E’ stato dimostrato che tra i sei e i dodici mesi il bambino riesca a produrre piccoli vocalizzi che stimolano il dialogo col genitore coinvolto in “lallazioni”. In tal modo si entra nel turn-taking, turno di comunicazione alternata, ovvero nella reciprocità di tutti gli aspetti della competenza pre-verbale. Il piccolo necessita anche di esplorare la realtà acustica in maniera attiva, cosa che si può realizzare porgendogli oggetti sonori che saranno i suoi primi strumenti musicali: pentole, cucchiai, scatole, una vera orchestra.
A ventiquattro mesi il neonato è in grado di ripetere piccole filastrocche, improvvisando anche piccoli movimenti di danza. A trentasei il bambino può scegliere in autonomia brani da ascoltare, esplorando la sua voce in maniera sempre più consapevole. Sono azioni che favoriscono lo sviluppo della creatività.
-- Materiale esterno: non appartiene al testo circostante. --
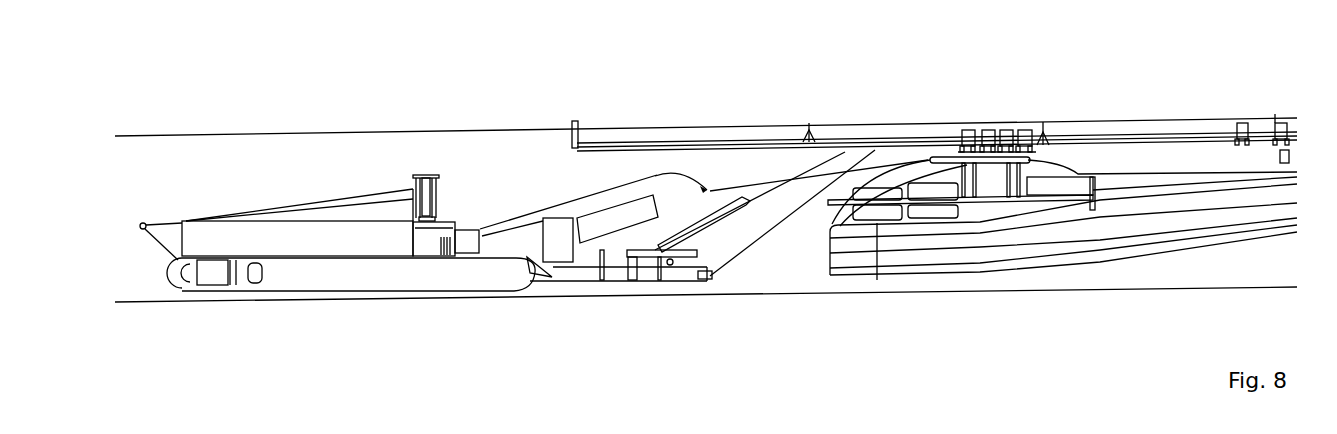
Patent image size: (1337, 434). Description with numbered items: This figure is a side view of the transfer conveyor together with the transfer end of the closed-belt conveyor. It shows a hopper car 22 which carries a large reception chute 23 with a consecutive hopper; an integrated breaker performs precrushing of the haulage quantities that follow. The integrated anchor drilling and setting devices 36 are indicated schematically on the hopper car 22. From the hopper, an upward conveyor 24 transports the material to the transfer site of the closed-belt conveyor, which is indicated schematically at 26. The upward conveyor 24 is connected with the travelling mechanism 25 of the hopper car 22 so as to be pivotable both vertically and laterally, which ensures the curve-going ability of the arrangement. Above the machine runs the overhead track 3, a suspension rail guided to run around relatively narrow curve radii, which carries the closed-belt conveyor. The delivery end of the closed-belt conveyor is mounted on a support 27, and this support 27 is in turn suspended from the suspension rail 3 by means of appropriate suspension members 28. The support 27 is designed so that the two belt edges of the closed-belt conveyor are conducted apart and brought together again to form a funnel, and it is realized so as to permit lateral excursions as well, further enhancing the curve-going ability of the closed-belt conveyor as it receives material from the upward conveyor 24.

The overhead track 3 is at (613, 144).
The hopper car 22 is at (296, 178).
The reception chute 23 is at (167, 237).
The upward conveyor 24 is at (747, 225).
The travelling mechanism 25 is at (382, 288).
The transfer site of the closed-belt conveyor 26 is at (996, 107).
The support 27 is at (1110, 187).
The suspension members 28 is at (984, 130).
The anchor drilling and setting devices 36 is at (424, 185).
Infine, a 3 anni il piccolo è in grado di inventare musiche per giocare, per raccontare le sue storie. A sei anni si può produrre l’ingresso nella vera e propria propedeutica musicale.
«Non esiste un genere preferenziale di musica infantile- sostiene il dottor Marinelli- Dal pop al country, al classico tutto può essere atto. Con la responsabile regionale Ilaria Porro a Gubbio abbiamo attivato un progetto locale realizzato col musicista Giordano Ghigi, e la collaborazione della Biblioteca Sperelliana e la Scuola Comunale di musica. Sono stati realizzati progetto come “La danza nel cuore dei bambini” col ruolo attivo di Nadia Caruso, pediatra NpM-Ospedale di Branca e Nadia Mosca, coordinatrice ostetrica del Servizio Consultoriale. A Montefalco è stata organizzata “Pappa di musica” laboratorio di educazione al suono realizzato presso la Biblioteca Comunale. A Branca ho personalmente seguito le visite musicali della flautista Jana Teresa Hildebrandt, veri concerti della “Prima poppata”».
Tra i progetti del dottor Marinelli ora c’è ora quello di portare la musica negli ospedali degli adulti, nella convinzione che i luoghi della sofferenza necessitano di qualcosa che possa alleviare le pene dei degenti. Dare sollievo ai pazienti – conclude Marinelli – costretti a lunghe attese e a terapie debilitanti può essere occasione di una crescita personale da realizzare col conforto della musica.